Where Agency Begins
Emmanuel Ikwuegbu on Unsplash
Over the past several weeks, we’ve been exploring agency — particularly its interweaving with choice, consequence, and accountability.
We’ve argued that leadership is not the accumulation of authority, but the cultivation of agency — in ourselves and in others.
That brings us to a couple of simple-sounding questions:
Where does agency begin?
And what does it look like when it does?
We can say for sure that agency doesn’t begin in adulthood, with a promotion, or in a leadership workshop.
It begins much earlier.
Long Before the Workplace
Long before someone joins a work team, much less, leads one, they will likely learn—one way or another—whether they have a choice, or a say, and whether their voice matters.
They may also learn that choices come along, hand-in-hand with consequences.
And finally, they may also learn whether initiative is welcomed — or corrected out of them.
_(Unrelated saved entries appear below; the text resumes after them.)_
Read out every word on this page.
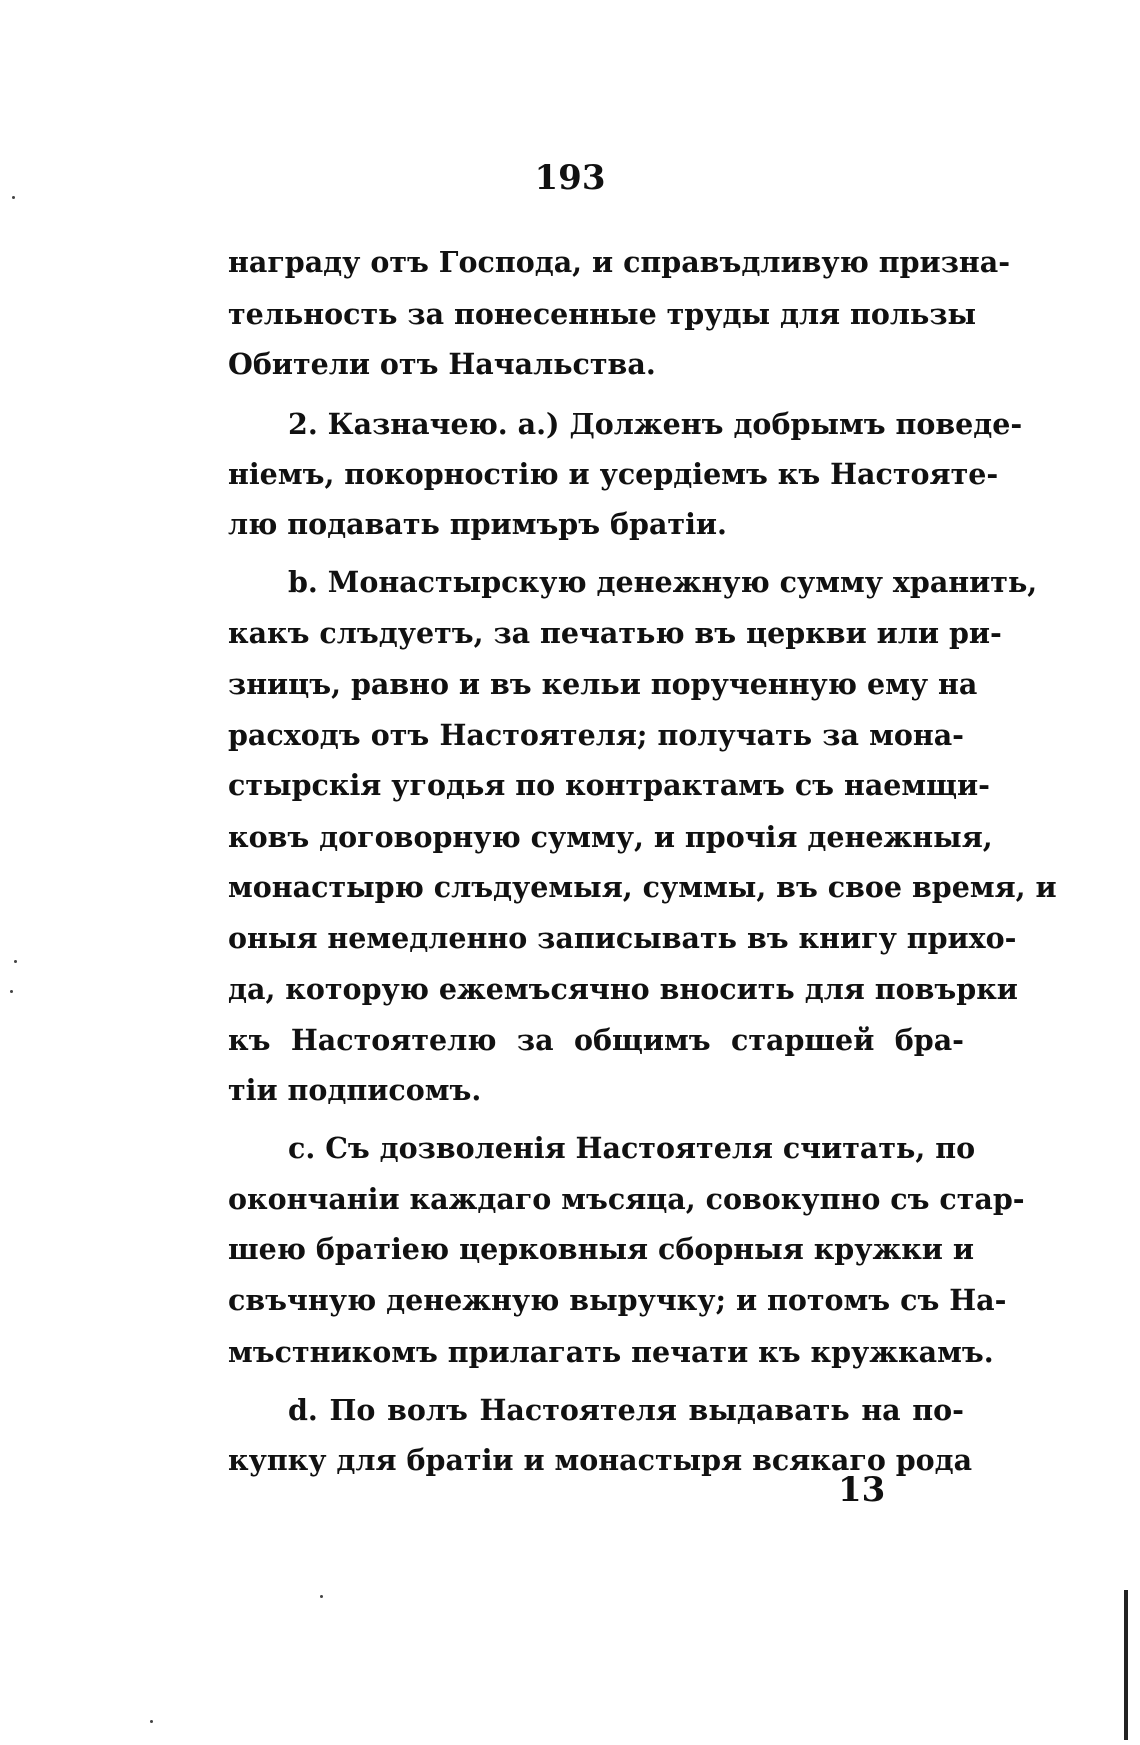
193
награду отъ Господа, и справъдливую призна-
тельность за понесенные труды для пользы
Обители отъ Начальства.
2. Казначею. a.) Долженъ добрымъ поведе-
ніемъ, покорностію и усердіемъ къ Настояте-
лю подавать примъръ братіи.
b. Монастырскую денежную сумму хранить,
какъ слъдуетъ, за печатью въ церкви или ри-
зницъ, равно и въ кельи порученную ему на
расходъ отъ Настоятеля; получать за мона-
стырскія угодья по контрактамъ съ наемщи-
ковъ договорную сумму, и прочія денежныя,
монастырю слъдуемыя, суммы, въ свое время, и
оныя немедленно записывать въ книгу прихо-
да, которую ежемъсячно вносить для повърки
къ Настоятелю за общимъ старшей бра-
тіи подписомъ.
c. Съ дозволенія Настоятеля считать, по
окончаніи каждаго мъсяца, совокупно съ стар-
шею братіею церковныя сборныя кружки и
свъчную денежную выручку; и потомъ съ На-
мъстникомъ прилагать печати къ кружкамъ.
d. По волъ Настоятеля выдавать на по-
купку для братіи и монастыря всякаго рода
13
Children absorb signals about agency every day:
• Are they invited to make age-appropriate choices?
• Are their questions treated as meaningful?
• Are mistakes treated as learning — or as failure?
• Are they allowed to experience the natural consequences of their actions?
These conditions shape more than behavior.
They shape a life posture.
Some children learn:
“I can choose.”
“I can try.”
“I can recover.”
“I can contribute.”
Others learn:
“Just tell me what to do.”
“Don’t take risks.”
“Stay quiet.”
“Wait for direction.”
Those lessons don’t disappear when childhood ends.
They follow people into classrooms, workplaces, and communities.
Agency Is Practiced
Agency isn’t a personality trait.
It isn’t just confidence.
It isn’t oppositional defiance.
Agency is the practiced capacity to make consequence-informed choices.
It develops when adults create conditions where:
• Choices are real (even if bounded).
• Consequences are visible (and proportionate).
• Reflection is encouraged.
• Voice is welcomed.
When a child forgets a homework assignment and experiences a natural consequence — and then reflects on what happened — agency grows.
When a young person is invited to help solve a family problem instead of being shielded from it entirely — agency grows.
When a student’s perspective is sought in a classroom discussion — and taken seriously — agency grows.
This is not permissiveness.
It is guided responsibility.
The Long Arc
Adults who were encouraged to practice agency early often enter the world differently.
They are more likely to:
• Take initiative without waiting to be told.
• Admit mistakes without collapsing.
• Engage disagreement without withdrawing.
• Propose solutions instead of pointing to problems.
They have practiced choice.
They have practiced consequence.
They have practiced recovery.
In other words, they have practiced leadership — long before anyone called them a leader.
Conversely, when children are consistently over-directed, over-protected, or over-corrected, something else can take root:
Dependence disguised as compliance.
It may look like maturity.
It may even look like discipline.
But underneath, the habit of waiting has formed.
And waiting cultures — whether in families, classrooms, or organizations — rarely produce initiative.
A Question for Parents, Teachers, and Leaders
If leadership is the creation of conditions, then parenting and teaching are among the most formative leadership roles there are.
So this week, consider:
• Where do I make choices for a young person that they could begin practicing for themselves?
• How do I shield them from consequences they’re ready to experience?
• How can I invite reflection instead of delivering correction?
Leadership development doesn’t begin in the workplace.
It begins wherever young people are trusted with meaningful responsibility.
Later this week, we’ll share a Field Note from a colleague who lives these questions at the intersection of early childhood education and executive leadership — and also as a parent.
For now, we’ll end where we began:
Where does agency begin?
Often, in the smallest moments — when a young person is trusted with a real choice, and supported in learning from what follows.